Removal of Mn(II) ion from aqueous solution onto cassava stem-derived activated carbon: Adsorption isotherms and kinetics studies

The high cost of commercial activated carbon due to its high production expenses, has driven increasing demand in lignocellulosic biomass-derived activated carbon as low-cost adsorbent for adsorbing emerging contaminants from drinking and wastewater due to its high surface area and high adsorption capacity.
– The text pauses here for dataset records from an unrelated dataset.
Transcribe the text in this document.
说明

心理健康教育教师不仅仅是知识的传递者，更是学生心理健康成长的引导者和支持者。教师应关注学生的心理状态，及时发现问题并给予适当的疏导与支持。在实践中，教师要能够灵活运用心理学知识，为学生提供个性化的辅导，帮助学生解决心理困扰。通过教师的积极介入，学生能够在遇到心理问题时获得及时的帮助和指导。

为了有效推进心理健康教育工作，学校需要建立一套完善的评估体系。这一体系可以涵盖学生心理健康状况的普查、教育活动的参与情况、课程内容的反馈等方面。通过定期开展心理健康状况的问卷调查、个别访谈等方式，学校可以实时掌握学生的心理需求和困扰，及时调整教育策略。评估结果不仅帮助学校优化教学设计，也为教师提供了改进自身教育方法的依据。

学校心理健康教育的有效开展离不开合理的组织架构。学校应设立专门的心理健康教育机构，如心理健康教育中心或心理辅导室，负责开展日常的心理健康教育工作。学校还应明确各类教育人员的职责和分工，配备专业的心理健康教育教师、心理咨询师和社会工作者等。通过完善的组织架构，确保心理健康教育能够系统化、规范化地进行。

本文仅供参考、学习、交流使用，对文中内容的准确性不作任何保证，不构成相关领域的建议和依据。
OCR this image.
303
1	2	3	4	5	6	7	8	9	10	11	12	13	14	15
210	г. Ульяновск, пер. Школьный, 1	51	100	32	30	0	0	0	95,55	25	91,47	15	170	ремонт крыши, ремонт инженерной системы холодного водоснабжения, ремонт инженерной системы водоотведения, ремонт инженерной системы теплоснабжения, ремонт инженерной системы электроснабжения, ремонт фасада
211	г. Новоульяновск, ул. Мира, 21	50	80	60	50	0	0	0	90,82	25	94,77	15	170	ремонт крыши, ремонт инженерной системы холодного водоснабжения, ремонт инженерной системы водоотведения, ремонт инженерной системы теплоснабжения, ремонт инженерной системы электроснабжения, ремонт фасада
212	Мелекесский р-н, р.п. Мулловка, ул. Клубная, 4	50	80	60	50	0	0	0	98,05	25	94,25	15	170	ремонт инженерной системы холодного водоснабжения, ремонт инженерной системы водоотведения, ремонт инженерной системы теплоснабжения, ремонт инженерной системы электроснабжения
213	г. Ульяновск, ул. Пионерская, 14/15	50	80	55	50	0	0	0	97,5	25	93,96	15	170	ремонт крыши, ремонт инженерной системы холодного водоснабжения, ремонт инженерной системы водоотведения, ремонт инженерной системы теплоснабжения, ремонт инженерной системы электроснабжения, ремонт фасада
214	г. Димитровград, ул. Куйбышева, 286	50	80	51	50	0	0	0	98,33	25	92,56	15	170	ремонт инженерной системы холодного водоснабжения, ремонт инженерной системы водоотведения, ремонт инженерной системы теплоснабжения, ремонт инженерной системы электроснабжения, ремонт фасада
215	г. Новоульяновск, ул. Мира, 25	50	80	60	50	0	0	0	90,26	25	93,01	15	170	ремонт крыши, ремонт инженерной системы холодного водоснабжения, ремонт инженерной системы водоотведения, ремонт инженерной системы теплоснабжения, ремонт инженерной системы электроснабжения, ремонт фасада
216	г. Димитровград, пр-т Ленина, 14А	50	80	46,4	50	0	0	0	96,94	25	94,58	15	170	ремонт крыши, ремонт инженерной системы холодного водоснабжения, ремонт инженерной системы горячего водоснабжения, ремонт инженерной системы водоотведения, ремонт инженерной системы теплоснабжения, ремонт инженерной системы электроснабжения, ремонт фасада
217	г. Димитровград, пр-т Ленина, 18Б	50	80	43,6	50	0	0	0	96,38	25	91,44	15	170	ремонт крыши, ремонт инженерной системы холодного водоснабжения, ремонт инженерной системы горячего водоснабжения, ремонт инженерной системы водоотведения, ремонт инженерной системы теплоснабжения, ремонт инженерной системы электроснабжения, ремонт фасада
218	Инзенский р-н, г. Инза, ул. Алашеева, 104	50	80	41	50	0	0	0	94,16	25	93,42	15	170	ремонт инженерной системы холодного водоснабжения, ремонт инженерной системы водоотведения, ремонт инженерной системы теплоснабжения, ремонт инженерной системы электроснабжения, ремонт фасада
In this study, the mechanism of equilibrium adsorption and kinetics of Mn(II) ion in drinking and wastewater onto cassava stem-crude potash derived activated carbon were studied. The cassava stem was carbonized at 818.68 ⁰ C for 1.45 h at impregnation ratio of 2:1. The chemically activated cassava stem charcoal was characterized for pH of 7.01 ± 0.10, moisture content of 4.09 ± 0.29%, volatile matter of 23.66 ± 0.20%, ash content of 3.13 ± 0.12%, fixed carbon content of 69.12 ± 0.09%, bulk density of 0.40 ± 0.11 g/mL, iodine number of 1080.75 ± 0.21 mg/g, surface area of 1101 ± 0.20 m ² /g and attrition value of 62 ± 0.12%. Data from equilibrium adsorption were analyzed with two model equations which were Langmuir and Freundlich models. The Langmuir (R ²  = 0.9931) model correlated the experimental data better than the Freundlich (R ²  = 0.9881) isotherm model. The maximum adsorption capacity (q _m ), intensity of adsorption (K _L ) and separation factor (R _L ) were obtained from Langmuir plot. Data from adsorption kinetics were analyzed with pseudo-first-order and pseudo-second-order models. The results showed that the pseudo-second-order (R ²  = 0.9997) was a better model, describing the adsorption kinetics data compared to the pseudo-first-order model (R = 0.9789). The maximum monolayer adsorption capacity of the activated carbon was evaluated as 555.56 mg/g.